Тогда удивился Банев:
— А есть с чего.
— Я знаю, что отец у тебя, дядя Иван, был, и знаю, о чём должен был с тобой говорить.
— Хм! Голова-то на плечах. Откройся-ка.
— Что отец шёл — видел, о чём должен был говорить — догадался.
— И после всего этого ко мне пришёл?
— Почему?
— Потому, что верю тебе, дядя Иван, и знаю — добра мне хочешь.
— Ты хитрый, Михайло.
— Это не хитрость. Просто на добро прежде всего считаю, им меряю.
— Смотри-ка! Не ошибёшься ли на том в жизни?
— Думаю, что нет.
— Это, значит, я тебе подпишу отпускную. А Василий Дорофеевич об том и просил, чтобы того не делать.

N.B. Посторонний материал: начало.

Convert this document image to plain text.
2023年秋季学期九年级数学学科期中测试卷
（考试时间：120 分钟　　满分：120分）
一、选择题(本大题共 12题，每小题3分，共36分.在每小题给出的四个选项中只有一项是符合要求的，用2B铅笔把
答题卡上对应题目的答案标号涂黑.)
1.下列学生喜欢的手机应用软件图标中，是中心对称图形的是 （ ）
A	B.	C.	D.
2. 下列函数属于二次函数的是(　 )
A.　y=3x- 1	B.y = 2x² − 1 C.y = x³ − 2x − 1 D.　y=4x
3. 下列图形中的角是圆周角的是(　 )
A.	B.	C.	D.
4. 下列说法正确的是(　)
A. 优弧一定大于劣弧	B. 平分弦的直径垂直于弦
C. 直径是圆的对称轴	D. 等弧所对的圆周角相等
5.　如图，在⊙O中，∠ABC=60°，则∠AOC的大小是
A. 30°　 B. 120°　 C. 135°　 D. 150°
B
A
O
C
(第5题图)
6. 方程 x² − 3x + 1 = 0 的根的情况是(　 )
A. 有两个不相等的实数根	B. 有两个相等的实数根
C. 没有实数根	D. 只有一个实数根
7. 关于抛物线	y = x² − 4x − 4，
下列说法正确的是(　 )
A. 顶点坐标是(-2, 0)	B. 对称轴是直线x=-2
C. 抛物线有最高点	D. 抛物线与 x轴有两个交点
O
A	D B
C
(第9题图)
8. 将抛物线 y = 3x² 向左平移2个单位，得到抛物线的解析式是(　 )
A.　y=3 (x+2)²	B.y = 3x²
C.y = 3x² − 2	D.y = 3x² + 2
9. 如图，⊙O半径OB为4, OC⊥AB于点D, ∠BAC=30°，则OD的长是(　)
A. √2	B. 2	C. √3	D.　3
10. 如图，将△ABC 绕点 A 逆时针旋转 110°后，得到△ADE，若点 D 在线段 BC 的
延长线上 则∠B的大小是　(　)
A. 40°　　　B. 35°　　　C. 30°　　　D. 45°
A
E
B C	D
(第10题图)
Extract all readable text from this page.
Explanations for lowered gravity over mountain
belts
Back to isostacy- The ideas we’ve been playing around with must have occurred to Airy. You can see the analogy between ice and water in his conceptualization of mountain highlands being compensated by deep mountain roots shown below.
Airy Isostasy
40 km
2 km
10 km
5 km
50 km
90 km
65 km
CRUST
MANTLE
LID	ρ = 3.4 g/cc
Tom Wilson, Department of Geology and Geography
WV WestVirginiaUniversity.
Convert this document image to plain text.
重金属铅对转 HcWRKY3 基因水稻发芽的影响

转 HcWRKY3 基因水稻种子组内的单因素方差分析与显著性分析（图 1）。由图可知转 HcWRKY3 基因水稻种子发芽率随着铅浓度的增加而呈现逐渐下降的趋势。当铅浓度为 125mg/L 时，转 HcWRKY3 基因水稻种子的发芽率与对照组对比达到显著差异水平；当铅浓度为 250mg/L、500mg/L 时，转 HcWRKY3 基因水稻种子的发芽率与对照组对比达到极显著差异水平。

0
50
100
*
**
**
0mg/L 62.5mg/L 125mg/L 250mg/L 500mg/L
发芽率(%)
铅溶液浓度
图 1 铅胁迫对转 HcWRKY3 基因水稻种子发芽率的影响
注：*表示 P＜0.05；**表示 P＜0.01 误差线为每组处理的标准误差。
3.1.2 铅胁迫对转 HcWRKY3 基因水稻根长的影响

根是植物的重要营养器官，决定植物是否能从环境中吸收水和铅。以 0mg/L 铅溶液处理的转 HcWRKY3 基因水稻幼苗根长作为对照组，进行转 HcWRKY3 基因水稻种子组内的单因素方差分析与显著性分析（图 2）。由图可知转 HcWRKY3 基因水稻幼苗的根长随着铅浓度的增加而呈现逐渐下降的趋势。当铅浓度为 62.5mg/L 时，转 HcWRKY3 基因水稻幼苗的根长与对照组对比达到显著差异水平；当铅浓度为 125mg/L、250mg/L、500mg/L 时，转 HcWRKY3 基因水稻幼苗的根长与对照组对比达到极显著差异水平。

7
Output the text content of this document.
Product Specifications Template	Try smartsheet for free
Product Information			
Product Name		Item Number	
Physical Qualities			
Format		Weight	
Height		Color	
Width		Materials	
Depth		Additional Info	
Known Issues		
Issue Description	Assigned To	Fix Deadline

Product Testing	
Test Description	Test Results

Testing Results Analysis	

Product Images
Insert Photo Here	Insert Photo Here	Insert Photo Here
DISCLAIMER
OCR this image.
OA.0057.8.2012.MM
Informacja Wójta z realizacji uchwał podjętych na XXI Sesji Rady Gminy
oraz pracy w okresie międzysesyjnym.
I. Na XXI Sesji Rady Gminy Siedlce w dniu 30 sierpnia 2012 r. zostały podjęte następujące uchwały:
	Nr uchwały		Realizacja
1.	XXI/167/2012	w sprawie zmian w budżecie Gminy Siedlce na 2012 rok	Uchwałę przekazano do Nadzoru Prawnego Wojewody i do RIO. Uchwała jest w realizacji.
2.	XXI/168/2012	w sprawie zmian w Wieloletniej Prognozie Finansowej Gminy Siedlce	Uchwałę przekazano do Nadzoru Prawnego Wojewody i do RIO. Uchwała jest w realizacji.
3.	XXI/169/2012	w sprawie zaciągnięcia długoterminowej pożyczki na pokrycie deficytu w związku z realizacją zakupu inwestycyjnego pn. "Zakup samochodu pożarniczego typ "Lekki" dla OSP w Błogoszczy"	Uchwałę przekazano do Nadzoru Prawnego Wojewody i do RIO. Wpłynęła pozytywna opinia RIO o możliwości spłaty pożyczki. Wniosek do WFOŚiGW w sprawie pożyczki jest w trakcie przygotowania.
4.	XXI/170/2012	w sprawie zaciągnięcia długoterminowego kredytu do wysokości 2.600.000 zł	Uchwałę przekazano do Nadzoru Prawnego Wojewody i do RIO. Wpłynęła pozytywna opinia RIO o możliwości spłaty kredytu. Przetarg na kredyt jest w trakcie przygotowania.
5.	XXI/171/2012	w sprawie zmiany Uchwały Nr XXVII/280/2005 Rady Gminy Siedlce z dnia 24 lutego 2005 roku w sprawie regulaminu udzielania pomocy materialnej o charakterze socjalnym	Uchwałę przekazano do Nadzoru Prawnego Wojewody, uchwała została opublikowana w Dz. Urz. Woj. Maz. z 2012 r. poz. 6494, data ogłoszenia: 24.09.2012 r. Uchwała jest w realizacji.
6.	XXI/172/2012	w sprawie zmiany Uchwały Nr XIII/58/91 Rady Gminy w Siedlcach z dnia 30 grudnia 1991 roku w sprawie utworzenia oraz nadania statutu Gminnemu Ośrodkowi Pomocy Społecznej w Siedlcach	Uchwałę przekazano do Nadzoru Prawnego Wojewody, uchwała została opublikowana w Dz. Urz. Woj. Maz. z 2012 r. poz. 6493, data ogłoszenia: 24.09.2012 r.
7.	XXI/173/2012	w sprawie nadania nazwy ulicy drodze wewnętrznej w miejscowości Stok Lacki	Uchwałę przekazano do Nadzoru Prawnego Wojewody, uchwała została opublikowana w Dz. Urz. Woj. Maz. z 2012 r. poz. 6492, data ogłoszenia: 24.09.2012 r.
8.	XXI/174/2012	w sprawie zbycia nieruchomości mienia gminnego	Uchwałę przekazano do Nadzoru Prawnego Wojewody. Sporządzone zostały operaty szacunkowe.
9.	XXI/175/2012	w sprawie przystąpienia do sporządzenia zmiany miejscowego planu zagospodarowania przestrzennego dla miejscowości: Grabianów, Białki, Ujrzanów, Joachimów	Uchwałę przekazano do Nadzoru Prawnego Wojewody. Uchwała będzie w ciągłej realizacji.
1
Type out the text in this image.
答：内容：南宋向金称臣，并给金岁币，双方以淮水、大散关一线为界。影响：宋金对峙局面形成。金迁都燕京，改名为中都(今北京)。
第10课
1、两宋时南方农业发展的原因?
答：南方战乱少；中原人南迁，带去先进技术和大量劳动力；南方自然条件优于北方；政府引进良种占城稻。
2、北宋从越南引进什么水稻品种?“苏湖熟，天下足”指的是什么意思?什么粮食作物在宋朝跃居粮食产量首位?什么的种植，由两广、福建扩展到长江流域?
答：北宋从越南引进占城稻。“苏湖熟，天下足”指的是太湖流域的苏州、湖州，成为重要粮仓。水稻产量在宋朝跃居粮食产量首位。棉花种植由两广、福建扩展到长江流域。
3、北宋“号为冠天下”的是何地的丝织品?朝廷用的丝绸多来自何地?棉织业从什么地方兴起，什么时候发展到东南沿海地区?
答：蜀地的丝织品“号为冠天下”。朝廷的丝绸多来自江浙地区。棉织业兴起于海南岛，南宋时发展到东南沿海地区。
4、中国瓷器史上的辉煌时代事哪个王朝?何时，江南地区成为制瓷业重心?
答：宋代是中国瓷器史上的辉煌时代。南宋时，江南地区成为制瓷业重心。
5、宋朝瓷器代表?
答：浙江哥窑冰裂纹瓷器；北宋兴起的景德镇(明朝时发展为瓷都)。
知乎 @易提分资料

— А ты этого, дядя Иван, не мог бы ему обещать.
— Ну, брат, этак от тебя ничего не утаишь.
— А разве пообещал бы?
— Нет.
— Давно знаю: правду в моём деле видишь.
— Как улещиваешь-то!
— И знаю: перед правдой не отступишь.
— Так, так. Ещё меду добавляешь.
Банев остановился перед Михайлой. На лице его изобразилось внезапное и сильное подозрение.
— Погоди-ка, погоди. Ты отцу-то вчера сказал, что я уезжаю? Чтобы он поспешил ко мне с разговором? А?
— Дядя Иван… Ведь я тогда еще не знал, что отец к тебе пойдёт…
— Ага… Вон как. Когда же узнал?
— Когда отец уж пошёл к тебе, дядя Иван.
— Ну, другое дело, другое. — Банев рассмеялся: — Так не хитрый? А?
— Дядя Иван… Всей моей жизни сейчас решение…
У Банева изменился голос:
— А… Вот… Ну ладно, ладно! — Он тронул Михайлу за плечо: — Ты ничего. Ты не печалься. Всё образуется. Так. На Москве-то как устраивать своё дело будешь?
— В школу поступать буду. Есть там Цыфирная школа, что на Сухаревой башне, и Славяно-греко-латинская академия. В академии науки-то глубже, да недавно новое препятствие к поступлению туда вышло.
— Какое?
— В ту школу был доступ крестьянским детям. А ныне указ вышел — запрет.
— Так. Почёт оказан. Это, стало быть, новая власть уже после смерти государя Петра Алексеича жалует. Да… — Банев подумал: — Ну вот, скажем, уйдёшь ты в Москву. Ладно. А, думаешь, отец до Москвы не достигнет?
— Самое трудное дело — это пашпорт да отпускную здесь получить. Всё остальное легче.
— Тебе пашпорт, а мне к отцу твоему да и к богу с ответом.
Михайло вздохнул:
— А в хорошем господь не выше ли земного?
Банев улыбнулся:
— Хитрый, хитрый! — Бапев снял шубу, надел шапку, кивнул Михайле: — Эх, беда, беда! Лошадь-то только лишь отложил, а теперь опять закладывай. И отдых бы костям с дороги нужен, не молод. Да вот поди ж ты!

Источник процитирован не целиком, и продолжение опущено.